Mangel an Wohnraum Eigenbedarfskündigung wirksam: Mieter können trotzdem bleiben
30.01.2024, 10:50 Uhr Artikel anhören
Jetzt wird es ernst.
(Foto: dpa-tmn)
Flattert die Eigenbedarfskündigung des Vermieters ins Haus, ist für Mieter meist Schluss mit lustig. Zumindest, wenn der Rauswurf gut begründet ist. Doch manchmal schützt auch eine Sozialklausel. Und die kann auch bei einem Mangel an Wohnraum greifen, wie ein Urteil zeigt.
Grundsätzlich gilt: Wollen Eigentümer Mieter an die Luft setzen, um die vermietete Immobilie selbst zu nutzen, brauchen sie einen triftigen Grund für die Kündigung. Denn eine Eigenbedarfskündigung setzt ein Nutzungsinteresse von hinreichendem Gewicht voraus. So ist sie gesetzlich geregelt. Im Kündigungsschreiben muss etwa stehen, wer an seiner Stelle einziehen soll und warum. Ist dies gegeben, sind Mieter meist chancenlos.
Zur Abwehr des Rauswurfs können sich Mieter aber auf die sogenannte Sozial- oder Härtefallklausel (Paragraf 574 des Bürgerlichen Gesetzbuchs) berufen. Zu den Härtefallgründen gehören unter anderem Alter, Krankheit, Schwangerschaft, Mietdauer, Verwurzelung im Umfeld oder kurz bevorstehende Prüfungen. Oder auch, wenn kein angemessener Ersatzwohnraum zu zumutbaren Bedingungen zu beschaffen ist, wie ein Urteil des Landgerichts Berlin II zeigt (Az.: 117 C 257/21).
Wie war der Fall?
Zunächst hatte das Amtsgericht Berlin-Mitte eine von der Vermieterin erhobene Räumungsklage mit der Begründung abgewiesen, die von der Vermieterin ausgesprochene Eigenbedarfskündigung sei formunwirksam.
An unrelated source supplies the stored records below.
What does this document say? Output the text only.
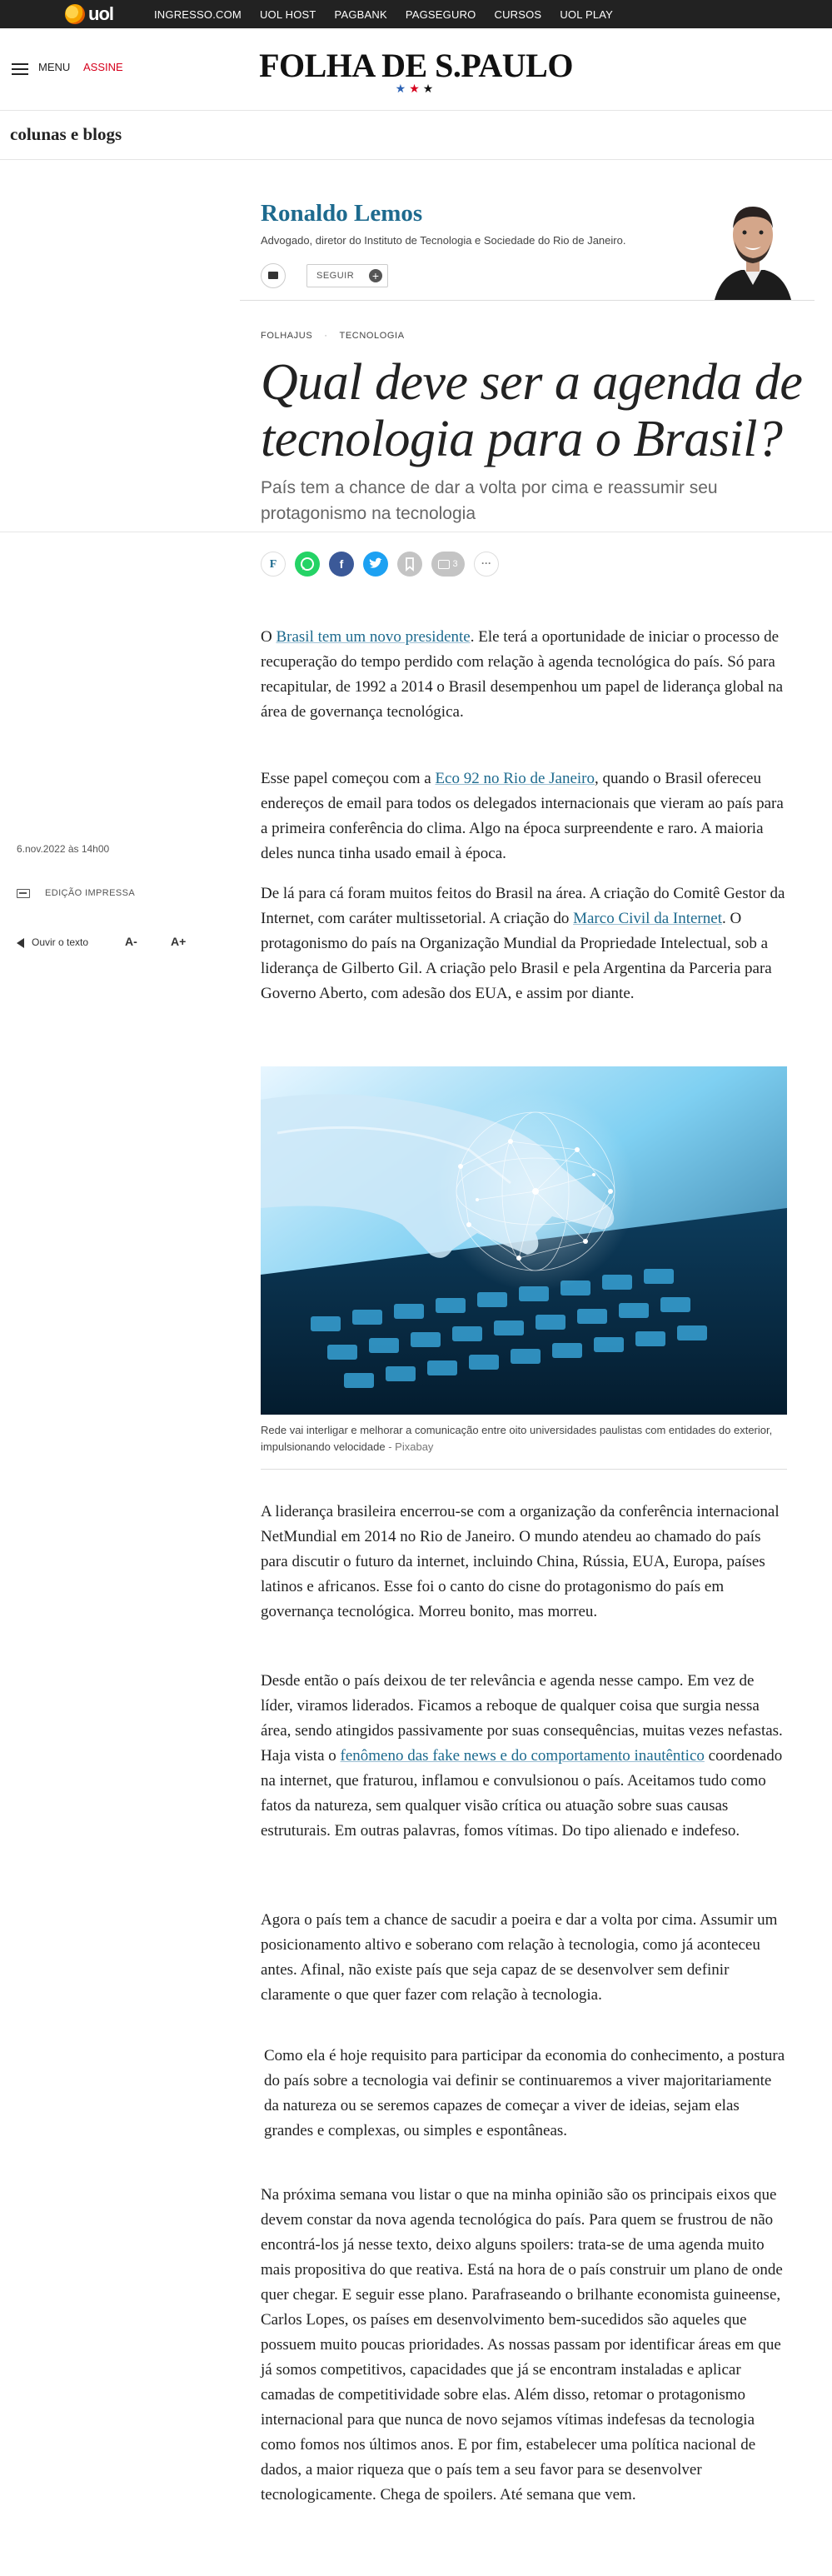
uol	INGRESSO.COM UOL HOST PAGBANK PAGSEGURO CURSOS UOL PLAY
MENU ASSINE	FOLHA DE S.PAULO
★★★
colunas e blogs
Ronaldo Lemos
Advogado, diretor do Instituto de Tecnologia e Sociedade do Rio de Janeiro.
SEGUIR +
FOLHAJUS · TECNOLOGIA
Qual deve ser a agenda de tecnologia para o Brasil?
País tem a chance de dar a volta por cima e reassumir seu protagonismo na tecnologia
F	f	3	···
6.nov.2022 às 14h00
EDIÇÃO IMPRESSA
Ouvir o texto	A-	A+

O Brasil tem um novo presidente. Ele terá a oportunidade de iniciar o processo de recuperação do tempo perdido com relação à agenda tecnológica do país. Só para recapitular, de 1992 a 2014 o Brasil desempenhou um papel de liderança global na área de governança tecnológica.

Esse papel começou com a Eco 92 no Rio de Janeiro, quando o Brasil ofereceu endereços de email para todos os delegados internacionais que vieram ao país para a primeira conferência do clima. Algo na época surpreendente e raro. A maioria deles nunca tinha usado email à época.

De lá para cá foram muitos feitos do Brasil na área. A criação do Comitê Gestor da Internet, com caráter multissetorial. A criação do Marco Civil da Internet. O protagonismo do país na Organização Mundial da Propriedade Intelectual, sob a liderança de Gilberto Gil. A criação pelo Brasil e pela Argentina da Parceria para Governo Aberto, com adesão dos EUA, e assim por diante.

Rede vai interligar e melhorar a comunicação entre oito universidades paulistas com entidades do exterior, impulsionando velocidade - Pixabay

A liderança brasileira encerrou-se com a organização da conferência internacional NetMundial em 2014 no Rio de Janeiro. O mundo atendeu ao chamado do país para discutir o futuro da internet, incluindo China, Rússia, EUA, Europa, países latinos e africanos. Esse foi o canto do cisne do protagonismo do país em governança tecnológica. Morreu bonito, mas morreu.

Desde então o país deixou de ter relevância e agenda nesse campo. Em vez de líder, viramos liderados. Ficamos a reboque de qualquer coisa que surgia nessa área, sendo atingidos passivamente por suas consequências, muitas vezes nefastas. Haja vista o fenômeno das fake news e do comportamento inautêntico coordenado na internet, que fraturou, inflamou e convulsionou o país. Aceitamos tudo como fatos da natureza, sem qualquer visão crítica ou atuação sobre suas causas estruturais. Em outras palavras, fomos vítimas. Do tipo alienado e indefeso.

Agora o país tem a chance de sacudir a poeira e dar a volta por cima. Assumir um posicionamento altivo e soberano com relação à tecnologia, como já aconteceu antes. Afinal, não existe país que seja capaz de se desenvolver sem definir claramente o que quer fazer com relação à tecnologia.

Como ela é hoje requisito para participar da economia do conhecimento, a postura do país sobre a tecnologia vai definir se continuaremos a viver majoritariamente da natureza ou se seremos capazes de começar a viver de ideias, sejam elas grandes e complexas, ou simples e espontâneas.

Na próxima semana vou listar o que na minha opinião são os principais eixos que devem constar da nova agenda tecnológica do país. Para quem se frustrou de não encontrá-los já nesse texto, deixo alguns spoilers: trata-se de uma agenda muito mais propositiva do que reativa. Está na hora de o país construir um plano de onde quer chegar. E seguir esse plano. Parafraseando o brilhante economista guineense, Carlos Lopes, os países em desenvolvimento bem-sucedidos são aqueles que possuem muito poucas prioridades. As nossas passam por identificar áreas em que já somos competitivos, capacidades que já se encontram instaladas e aplicar camadas de competitividade sobre elas. Além disso, retomar o protagonismo internacional para que nunca de novo sejamos vítimas indefesas da tecnologia como fomos nos últimos anos. E por fim, estabelecer uma política nacional de dados, a maior riqueza que o país tem a seu favor para se desenvolver tecnologicamente. Chega de spoilers. Até semana que vem.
Auf die gegen dieses Urteil eingelegte Berufung der Vermieterin hat das Landgericht nach Durchführung einer Beweisaufnahme die Eigenbedarfskündigung - anders als zuvor das Amtsgericht - zwar für wirksam erachtet, jedoch zugleich die Fortsetzung des Mietverhältnisses für die Dauer von zwei Jahren angeordnet.
Die Begründung
Seine Entscheidung begründete das Gericht damit, dass es den beklagten Mietern in dem vorliegenden Fall nicht möglich gewesen sei, angemessenen Ersatzwohnraum zu zumutbaren Bedingungen zu beschaffen. Demzufolge können Mieter unter Berufung auf die sogenannte Sozialklausel nach Abwägung mit den Vermieterinteressen unter gewissen Voraussetzungen die Fortsetzung ihres Mietverhältnisses verlangen, auch wenn die zuvor ausgesprochene Kündigung wirksam ist.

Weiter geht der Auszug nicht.